In un minuto è cambiata la “storia” della giornata: si è passati dalla curiosità per il discorso del Presidente in ascesa, soprattutto per merito dei gilets jaunes e dei disastri provocati, alla coesione.

Perché la Francia è fatta così: non una voce fuori dal coro, nessuna polemica, unione di fronte al disastro, assicurazioni che si porrà rimedio, abbracci di solidarietà fra le persone i politici accorsi.

Pregava la gente accorsa nel centro della città a vedere la Chiesa lambita, da entrambi i lati,  dalla Senna bruciare come una torcia.

Piangeva la gente mentre “pezzi” della Basilica cadevano sotto l’impulso delle fiamme.

Cantava inni la gente, in questa Settimana Santa iniziata davvero nel modo peggiore.

Su tutti i pompieri, encomiabili nel loro lavoro e nel sacrificio portato fino all’estremo, con uno di loro finito all’ospedale.
Ma restava unita, la Francia, nelle dichiarazioni, nei messaggi Twitter, nella determinazione.

Una lezione di stile e di maturità, mentre il fuoco rischiava di portarsi via il simbolo della città, il cuore pulsante delle sue radici, una parte della sua storia.

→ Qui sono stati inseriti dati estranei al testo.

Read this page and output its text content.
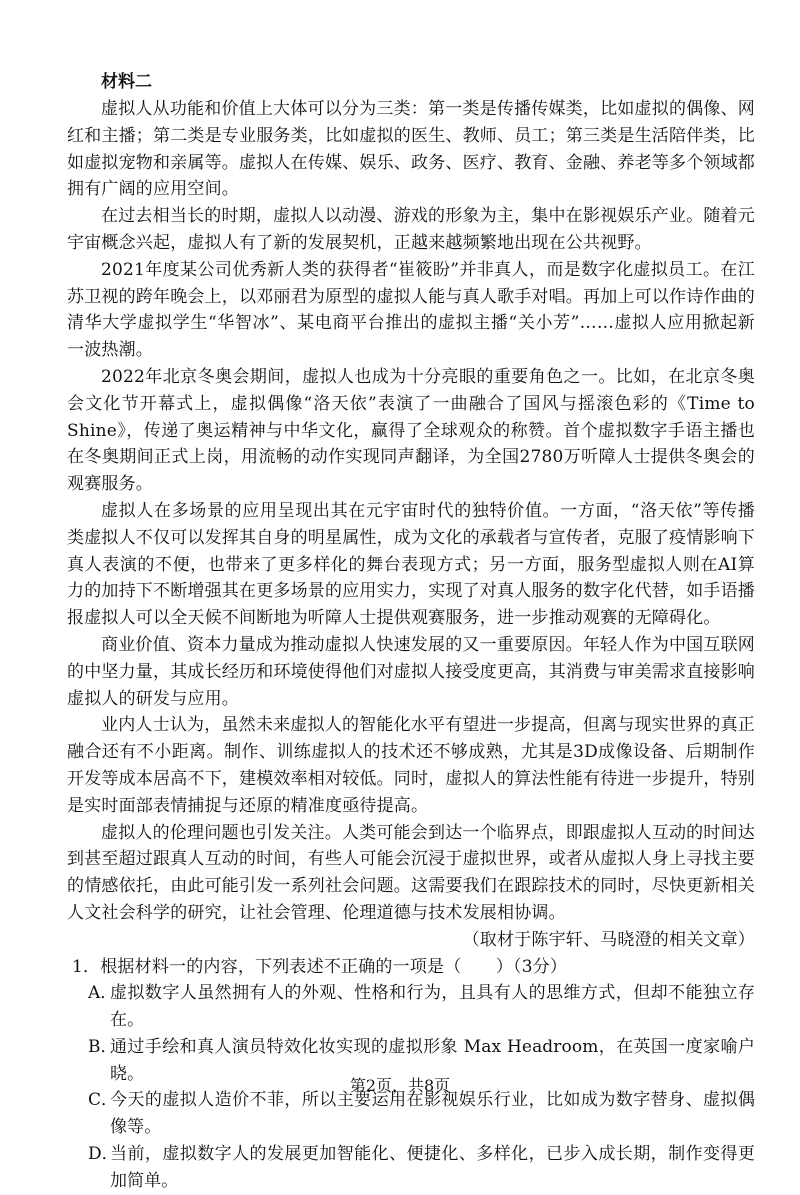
材料二

虚拟人从功能和价值上大体可以分为三类：第一类是传播传媒类，比如虚拟的偶像、网红和主播；第二类是专业服务类，比如虚拟的医生、教师、员工；第三类是生活陪伴类，比如虚拟宠物和亲属等。虚拟人在传媒、娱乐、政务、医疗、教育、金融、养老等多个领域都拥有广阔的应用空间。

在过去相当长的时期，虚拟人以动漫、游戏的形象为主，集中在影视娱乐产业。随着元宇宙概念兴起，虚拟人有了新的发展契机，正越来越频繁地出现在公共视野。

2021年度某公司优秀新人类的获得者“崔筱盼”并非真人，而是数字化虚拟员工。在江苏卫视的跨年晚会上，以邓丽君为原型的虚拟人能与真人歌手对唱。再加上可以作诗作曲的清华大学虚拟学生“华智冰”、某电商平台推出的虚拟主播“关小芳”……虚拟人应用掀起新一波热潮。

2022年北京冬奥会期间，虚拟人也成为十分亮眼的重要角色之一。比如，在北京冬奥会文化节开幕式上，虚拟偶像“洛天依”表演了一曲融合了国风与摇滚色彩的《Time to Shine》，传递了奥运精神与中华文化，赢得了全球观众的称赞。首个虚拟数字手语主播也在冬奥期间正式上岗，用流畅的动作实现同声翻译，为全国2780万听障人士提供冬奥会的观赛服务。

虚拟人在多场景的应用呈现出其在元宇宙时代的独特价值。一方面，“洛天依”等传播类虚拟人不仅可以发挥其自身的明星属性，成为文化的承载者与宣传者，克服了疫情影响下真人表演的不便，也带来了更多样化的舞台表现方式；另一方面，服务型虚拟人则在AI算力的加持下不断增强其在更多场景的应用实力，实现了对真人服务的数字化代替，如手语播报虚拟人可以全天候不间断地为听障人士提供观赛服务，进一步推动观赛的无障碍化。

商业价值、资本力量成为推动虚拟人快速发展的又一重要原因。年轻人作为中国互联网的中坚力量，其成长经历和环境使得他们对虚拟人接受度更高，其消费与审美需求直接影响虚拟人的研发与应用。

业内人士认为，虽然未来虚拟人的智能化水平有望进一步提高，但离与现实世界的真正融合还有不小距离。制作、训练虚拟人的技术还不够成熟，尤其是3D成像设备、后期制作开发等成本居高不下，建模效率相对较低。同时，虚拟人的算法性能有待进一步提升，特别是实时面部表情捕捉与还原的精准度亟待提高。

虚拟人的伦理问题也引发关注。人类可能会到达一个临界点，即跟虚拟人互动的时间达到甚至超过跟真人互动的时间，有些人可能会沉浸于虚拟世界，或者从虚拟人身上寻找主要的情感依托，由此可能引发一系列社会问题。这需要我们在跟踪技术的同时，尽快更新相关人文社会科学的研究，让社会管理、伦理道德与技术发展相协调。

（取材于陈宇轩、马晓澄的相关文章）

1．根据材料一的内容，下列表述不正确的一项是（　　）（3分）

A．
虚拟数字人虽然拥有人的外观、性格和行为，且具有人的思维方式，但却不能独立存在。
B．
通过手绘和真人演员特效化妆实现的虚拟形象 Max Headroom，在英国一度家喻户晓。
C．
今天的虚拟人造价不菲，所以主要运用在影视娱乐行业，比如成为数字替身、虚拟偶像等。
D．
当前，虚拟数字人的发展更加智能化、便捷化、多样化，已步入成长期，制作变得更加简单。
第2页，共8页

Ma il presente è più forte, almeno a Parigi e nella notte già sono partite le collette per ricostruire quanto il fuoco ha cercato di distruggere, senza riuscirci perché c’erano i pompieri, spunti da un’unità nazionale che sa svilupparsi nei momenti più bui e che è più forte del vento che spirava forte, ieri sera alle 18,50, a Parigi.